Wednesday, July 26, 2006

The nature of plain old boring conscious memory

Potential backtracking here, but as I was sitting here at work, a memory of a description I read in Swann's Way came floating into my mind from nowhere, like a palid, dyspeptic cousin of Proust's own powerful recollections. It was the image he ascribes to his old school memory of Combray, where there was a house, two floors connected by a staircase, his room, the dining room, the garden and the gate. And that was about all - islands of light floating in darkness, areas of recollection surrounded by a general and passive amnesia.

How apt! That's how I remember cities, locations, even people. When I think of Barcelona, I recollect the Gaudi Cathedral (or more accurately, the marvelous facade), a few rooms in Picasso's house, the exterior of a bar at which I sat, all connected by a vague impression of cobbled streets lit by lamplight at dusk. And that's about it. A childhood home is but the series of cascading little pools in the front surrounded by ferns, a massive pool in the back, an impression of a brick-walled kitchen, and the steep road outside down which I would glide on my bike and labor back up every day.

Even friends seem so distilled - a few key memories, rich moments that are tied to faces and names. Though, to refine this a little, I find that my impression of friends, even long term friendships, the tone, if you will, is predicated by the previous few months experiences. With conscious effort I can summon our rich history, but casual thought brings to mind only the previous few encounters, the general sense and feeling I have directed towards them. Thus a friend that I've known for the previous ten years, if I am still in regular contact, is viewed through the lens of the past few months, while a friend I haven't seen in ages is viewed in a more casual, poor Proustian sense, composed of a few signatory memories that are statically keyed to my memory of them.

Has this made sense? My point is that Proust's recollection of his Combray world pre-madeleine is fantastically accurate as to how I visualize and recollect my past. Now I need me some madeleine-style memories to explode those fragments into submersive wholes!

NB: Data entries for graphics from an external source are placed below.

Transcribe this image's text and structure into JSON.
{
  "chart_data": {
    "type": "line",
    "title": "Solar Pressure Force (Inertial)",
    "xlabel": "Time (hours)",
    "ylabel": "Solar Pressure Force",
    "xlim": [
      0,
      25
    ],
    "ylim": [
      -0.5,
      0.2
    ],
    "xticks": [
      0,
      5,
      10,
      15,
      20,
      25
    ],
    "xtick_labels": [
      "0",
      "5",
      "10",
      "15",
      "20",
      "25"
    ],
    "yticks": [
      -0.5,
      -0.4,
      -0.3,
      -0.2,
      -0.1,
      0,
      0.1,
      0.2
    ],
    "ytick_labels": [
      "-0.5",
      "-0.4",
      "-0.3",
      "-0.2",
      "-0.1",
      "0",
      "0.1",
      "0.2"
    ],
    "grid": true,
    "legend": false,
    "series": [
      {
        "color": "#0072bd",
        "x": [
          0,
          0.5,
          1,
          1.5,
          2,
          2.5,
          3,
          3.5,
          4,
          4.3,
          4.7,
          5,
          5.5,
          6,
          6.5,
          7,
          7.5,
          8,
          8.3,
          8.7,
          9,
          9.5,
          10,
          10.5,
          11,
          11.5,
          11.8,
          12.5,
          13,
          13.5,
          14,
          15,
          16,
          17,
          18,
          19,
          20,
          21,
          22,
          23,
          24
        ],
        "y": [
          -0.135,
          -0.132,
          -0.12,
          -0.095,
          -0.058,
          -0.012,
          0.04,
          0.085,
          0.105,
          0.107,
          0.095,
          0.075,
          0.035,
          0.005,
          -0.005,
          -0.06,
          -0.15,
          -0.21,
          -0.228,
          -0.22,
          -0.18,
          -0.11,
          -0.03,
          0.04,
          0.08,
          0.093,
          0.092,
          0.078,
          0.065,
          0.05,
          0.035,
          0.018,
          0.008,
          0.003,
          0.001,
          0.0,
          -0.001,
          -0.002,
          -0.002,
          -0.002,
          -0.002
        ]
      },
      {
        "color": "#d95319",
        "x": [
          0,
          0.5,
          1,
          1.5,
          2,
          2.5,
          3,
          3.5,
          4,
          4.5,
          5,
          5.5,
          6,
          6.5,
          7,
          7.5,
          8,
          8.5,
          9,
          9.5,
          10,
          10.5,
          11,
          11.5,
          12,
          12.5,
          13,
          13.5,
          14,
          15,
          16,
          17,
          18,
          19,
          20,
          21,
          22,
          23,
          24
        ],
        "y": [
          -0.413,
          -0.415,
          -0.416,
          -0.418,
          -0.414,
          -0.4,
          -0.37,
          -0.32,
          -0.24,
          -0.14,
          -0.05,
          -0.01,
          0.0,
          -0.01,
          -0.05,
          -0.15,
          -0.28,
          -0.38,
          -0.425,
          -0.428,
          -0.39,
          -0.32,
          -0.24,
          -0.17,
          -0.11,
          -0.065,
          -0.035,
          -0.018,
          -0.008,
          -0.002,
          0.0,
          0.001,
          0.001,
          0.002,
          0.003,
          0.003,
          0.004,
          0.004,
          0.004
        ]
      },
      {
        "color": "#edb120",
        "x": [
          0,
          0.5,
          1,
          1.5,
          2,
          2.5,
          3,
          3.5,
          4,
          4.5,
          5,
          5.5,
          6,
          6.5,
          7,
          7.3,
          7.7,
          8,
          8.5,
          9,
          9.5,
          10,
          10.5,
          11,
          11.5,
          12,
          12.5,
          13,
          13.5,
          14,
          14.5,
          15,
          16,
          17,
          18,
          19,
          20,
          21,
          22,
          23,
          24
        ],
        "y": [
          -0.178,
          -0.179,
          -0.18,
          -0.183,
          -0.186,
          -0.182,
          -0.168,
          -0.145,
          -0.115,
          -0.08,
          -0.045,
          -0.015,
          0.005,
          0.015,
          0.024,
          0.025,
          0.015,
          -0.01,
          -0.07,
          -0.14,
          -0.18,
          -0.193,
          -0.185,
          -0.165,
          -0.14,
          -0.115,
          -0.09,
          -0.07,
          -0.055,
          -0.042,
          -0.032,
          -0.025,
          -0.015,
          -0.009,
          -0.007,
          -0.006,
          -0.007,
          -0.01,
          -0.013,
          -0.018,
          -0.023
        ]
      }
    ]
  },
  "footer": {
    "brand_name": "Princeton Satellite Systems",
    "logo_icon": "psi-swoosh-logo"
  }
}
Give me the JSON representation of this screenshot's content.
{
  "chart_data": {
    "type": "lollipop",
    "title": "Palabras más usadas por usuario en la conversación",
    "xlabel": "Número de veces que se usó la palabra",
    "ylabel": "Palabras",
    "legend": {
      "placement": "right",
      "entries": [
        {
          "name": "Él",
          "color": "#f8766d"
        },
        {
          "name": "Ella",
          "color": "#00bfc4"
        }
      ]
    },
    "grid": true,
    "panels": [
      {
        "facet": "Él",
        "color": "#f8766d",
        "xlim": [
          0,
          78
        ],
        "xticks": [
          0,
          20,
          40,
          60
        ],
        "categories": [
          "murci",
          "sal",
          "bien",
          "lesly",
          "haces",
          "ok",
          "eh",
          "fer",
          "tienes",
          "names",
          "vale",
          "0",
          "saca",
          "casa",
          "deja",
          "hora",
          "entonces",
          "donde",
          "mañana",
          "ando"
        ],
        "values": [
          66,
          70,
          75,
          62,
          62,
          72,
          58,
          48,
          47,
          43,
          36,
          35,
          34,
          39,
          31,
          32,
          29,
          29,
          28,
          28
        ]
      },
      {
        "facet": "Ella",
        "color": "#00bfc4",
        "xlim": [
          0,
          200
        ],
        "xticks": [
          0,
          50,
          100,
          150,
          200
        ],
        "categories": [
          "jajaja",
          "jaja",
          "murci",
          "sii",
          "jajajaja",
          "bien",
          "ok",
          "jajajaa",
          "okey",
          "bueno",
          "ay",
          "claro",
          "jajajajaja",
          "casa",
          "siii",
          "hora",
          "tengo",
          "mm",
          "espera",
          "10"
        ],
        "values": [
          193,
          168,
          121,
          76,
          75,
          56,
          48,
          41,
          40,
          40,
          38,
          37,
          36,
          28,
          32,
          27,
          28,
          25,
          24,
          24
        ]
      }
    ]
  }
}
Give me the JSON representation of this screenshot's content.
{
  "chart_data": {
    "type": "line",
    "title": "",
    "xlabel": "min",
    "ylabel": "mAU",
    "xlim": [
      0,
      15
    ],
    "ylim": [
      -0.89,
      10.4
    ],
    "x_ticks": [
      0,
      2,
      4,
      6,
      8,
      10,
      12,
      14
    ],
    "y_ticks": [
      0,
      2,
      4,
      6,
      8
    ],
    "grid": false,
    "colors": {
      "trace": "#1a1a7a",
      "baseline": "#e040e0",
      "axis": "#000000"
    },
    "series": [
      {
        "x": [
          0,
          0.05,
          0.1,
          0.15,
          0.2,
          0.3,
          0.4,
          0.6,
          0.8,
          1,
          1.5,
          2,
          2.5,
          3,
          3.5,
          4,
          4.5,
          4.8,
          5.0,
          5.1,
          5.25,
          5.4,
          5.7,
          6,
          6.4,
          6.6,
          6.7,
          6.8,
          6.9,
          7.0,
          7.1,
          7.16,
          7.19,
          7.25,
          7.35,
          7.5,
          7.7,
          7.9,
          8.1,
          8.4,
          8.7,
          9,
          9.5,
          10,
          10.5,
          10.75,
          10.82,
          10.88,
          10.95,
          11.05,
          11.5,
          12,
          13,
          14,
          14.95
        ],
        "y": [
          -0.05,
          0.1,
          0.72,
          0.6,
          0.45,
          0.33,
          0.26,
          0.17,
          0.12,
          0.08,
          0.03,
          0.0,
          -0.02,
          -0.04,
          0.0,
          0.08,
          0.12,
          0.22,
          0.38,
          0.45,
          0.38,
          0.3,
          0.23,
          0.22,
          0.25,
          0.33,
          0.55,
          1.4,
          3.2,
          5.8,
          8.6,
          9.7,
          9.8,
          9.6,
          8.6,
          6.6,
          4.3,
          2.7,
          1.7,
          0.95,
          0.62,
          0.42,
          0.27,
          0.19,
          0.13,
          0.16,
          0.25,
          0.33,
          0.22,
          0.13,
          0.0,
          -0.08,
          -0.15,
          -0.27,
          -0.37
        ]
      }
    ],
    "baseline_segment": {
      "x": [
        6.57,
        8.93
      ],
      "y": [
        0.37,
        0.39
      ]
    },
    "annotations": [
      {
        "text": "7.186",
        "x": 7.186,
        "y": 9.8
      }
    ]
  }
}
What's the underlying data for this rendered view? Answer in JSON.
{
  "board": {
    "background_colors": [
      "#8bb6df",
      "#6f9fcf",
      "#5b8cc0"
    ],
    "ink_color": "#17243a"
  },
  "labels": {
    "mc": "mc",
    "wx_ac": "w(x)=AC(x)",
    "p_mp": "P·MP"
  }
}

For that matter, have any of you guys ever experienced a total sensory immersion memory experience Proustian extravaganza before? I'm going to try and recollect if I have, but the problem is that my memory of that moment of complete immersion is now fragmented by the imperfect nature of my experience and memory since! (Did that make sense as well?)

2 Comments:

Blogger Stefanie said...

The recent overwhelms the past and the past is fragmentary. I have a friend I have known since kindergarten. I remember her current self more vividly than I do her 6 year old self, her 10 year old self and so on. In fact, I don't think I can remember her without the current her interfering.

I don't think I have ever had a real honest to goodness Proustian involuntary memory extravaganza. There are sounds and smells and a certain slant of light that have reminded me of other things, but none of them have been a complete there in the moment recollection.

3:34 PM  
Anonymous Proust Lover said...

Once, while in "corpse pose" following yoga, I was drfting off, and the instructor began saying my name. But it seemed to me the voice of my (dead) mother. It was summertime, late afternoon, and the smell of freshly mowed grass wafted into the room. I was transported, and remember it well. It was exceedingly pleasurable, although I suspect Proust would have been even more pleased than I at hearing his own mother's voice.